The team combined three cutting-edge, label-free microscopy techniques—coherent Raman scattering, multi-photon absorption, and optical diffraction tomography—to observe and analyze TIS cells in their natural environment. Unlike conventional identification methods, these advanced tools enabled the researchers to observe and study the cells' shape, structure, and physical and chemical characteristics throughout their lifecycle.

"It's important to note that we conducted these observations without the use of invasive labels, ensuring that the cells' natural states were preserved," said Dario Polli, an associate professor of physics at Politecnico di Milano.
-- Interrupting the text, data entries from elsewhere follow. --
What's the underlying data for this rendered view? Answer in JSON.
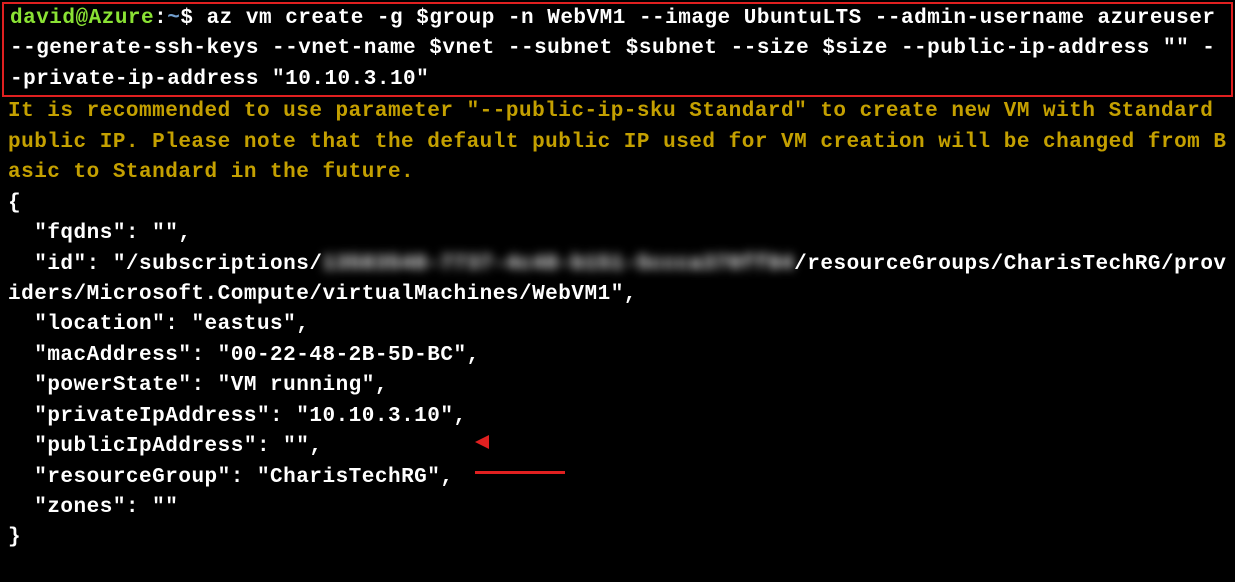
{
  "prompt": {
    "user": "david",
    "at": "@",
    "host": "Azure",
    "colon": ":",
    "path": "~",
    "dollar": "$"
  },
  "command": "az vm create -g $group -n WebVM1 --image UbuntuLTS --admin-username azureuser --generate-ssh-keys --vnet-name $vnet --subnet $subnet --size $size --public-ip-address \"\" --private-ip-address \"10.10.3.10\"",
  "warning": "It is recommended to use parameter \"--public-ip-sku Standard\" to create new VM with Standard public IP. Please note that the default public IP used for VM creation will be changed from Basic to Standard in the future.",
  "json_output": {
    "open_brace": "{",
    "fqdns_line": "  \"fqdns\": \"\",",
    "id_prefix": "  \"id\": \"/subscriptions/",
    "id_blurred": "13583548-7737-4c48-b151-5ccca370ff84",
    "id_suffix": "/resourceGroups/CharisTechRG/providers/Microsoft.Compute/virtualMachines/WebVM1\",",
    "location_line": "  \"location\": \"eastus\",",
    "mac_line": "  \"macAddress\": \"00-22-48-2B-5D-BC\",",
    "power_line": "  \"powerState\": \"VM running\",",
    "private_ip_line": "  \"privateIpAddress\": \"10.10.3.10\",",
    "public_ip_line": "  \"publicIpAddress\": \"\",",
    "rg_line": "  \"resourceGroup\": \"CharisTechRG\",",
    "zones_line": "  \"zones\": \"\"",
    "close_brace": "}"
  }
}
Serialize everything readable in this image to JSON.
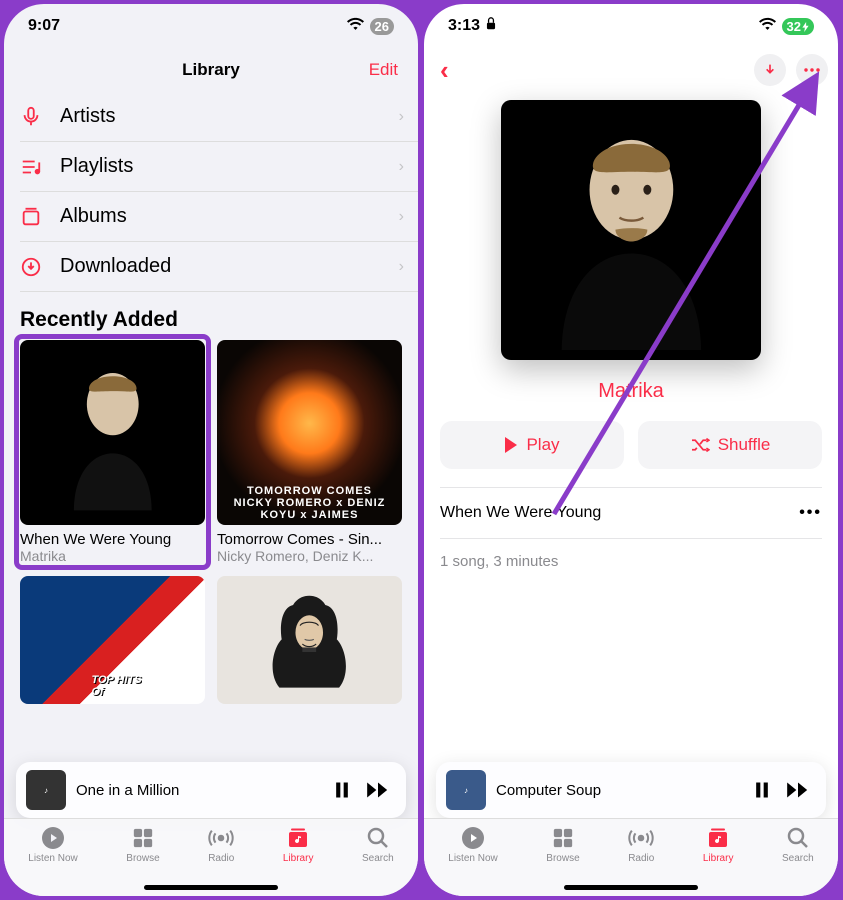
{
  "left": {
    "status": {
      "time": "9:07",
      "battery": "26"
    },
    "header": {
      "title": "Library",
      "edit": "Edit"
    },
    "menu": [
      {
        "icon": "mic-icon",
        "label": "Artists"
      },
      {
        "icon": "playlist-icon",
        "label": "Playlists"
      },
      {
        "icon": "album-icon",
        "label": "Albums"
      },
      {
        "icon": "download-icon",
        "label": "Downloaded"
      }
    ],
    "section": "Recently Added",
    "cards": [
      {
        "title": "When We Were Young",
        "subtitle": "Matrika",
        "art": "portrait-man-black",
        "highlight": true
      },
      {
        "title": "Tomorrow Comes - Sin...",
        "subtitle": "Nicky Romero, Deniz K...",
        "art": "tomorrow-comes-ring",
        "art_text": "TOMORROW COMES\nNICKY ROMERO x DENIZ KOYU x JAIMES"
      },
      {
        "title": "",
        "subtitle": "",
        "art": "top-hits",
        "art_text": "TOP HITS\nOf"
      },
      {
        "title": "",
        "subtitle": "",
        "art": "hooded-man"
      }
    ],
    "nowplaying": {
      "title": "One in a Million"
    },
    "tabs": [
      {
        "label": "Listen Now",
        "icon": "play-circle-icon"
      },
      {
        "label": "Browse",
        "icon": "grid-icon"
      },
      {
        "label": "Radio",
        "icon": "radio-icon"
      },
      {
        "label": "Library",
        "icon": "library-icon",
        "active": true
      },
      {
        "label": "Search",
        "icon": "search-icon"
      }
    ]
  },
  "right": {
    "status": {
      "time": "3:13",
      "battery": "32"
    },
    "artist": "Matrika",
    "buttons": {
      "play": "Play",
      "shuffle": "Shuffle"
    },
    "track": {
      "name": "When We Were Young"
    },
    "meta": "1 song, 3 minutes",
    "nowplaying": {
      "title": "Computer Soup"
    },
    "tabs": [
      {
        "label": "Listen Now",
        "icon": "play-circle-icon"
      },
      {
        "label": "Browse",
        "icon": "grid-icon"
      },
      {
        "label": "Radio",
        "icon": "radio-icon"
      },
      {
        "label": "Library",
        "icon": "library-icon",
        "active": true
      },
      {
        "label": "Search",
        "icon": "search-icon"
      }
    ]
  },
  "colors": {
    "accent": "#fa2d48",
    "annotation": "#8a3cc9"
  }
}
These techniques revealed significant changes that occur in the TIS cells. For example, in 24 hours, the cells' mitochondria, the "powerhouses" that produce energy, rearranged themselves. Within 72 hours, the cells also began overproducing fatty molecules called lipids and flattened and grew larger. This analysis allowed the team to establish a clear timeline for the development of these changes.

The researchers say that their new rapid-live screening microscopy techniques hold enormous promise for the future of cancer studies.

"While further research is needed, our results suggest label-free microscopy could become a vital tool to boost treatment efficacy and prevent tumor recurrence by detecting TIS cells early. This would allow clinicians to adjust therapeutic strategies before drug-induced senescence enables cancer to develop resistance," said Italia Bongarzone, a senior research assistant at Fondazione Istituto Nazionale dei Tumori.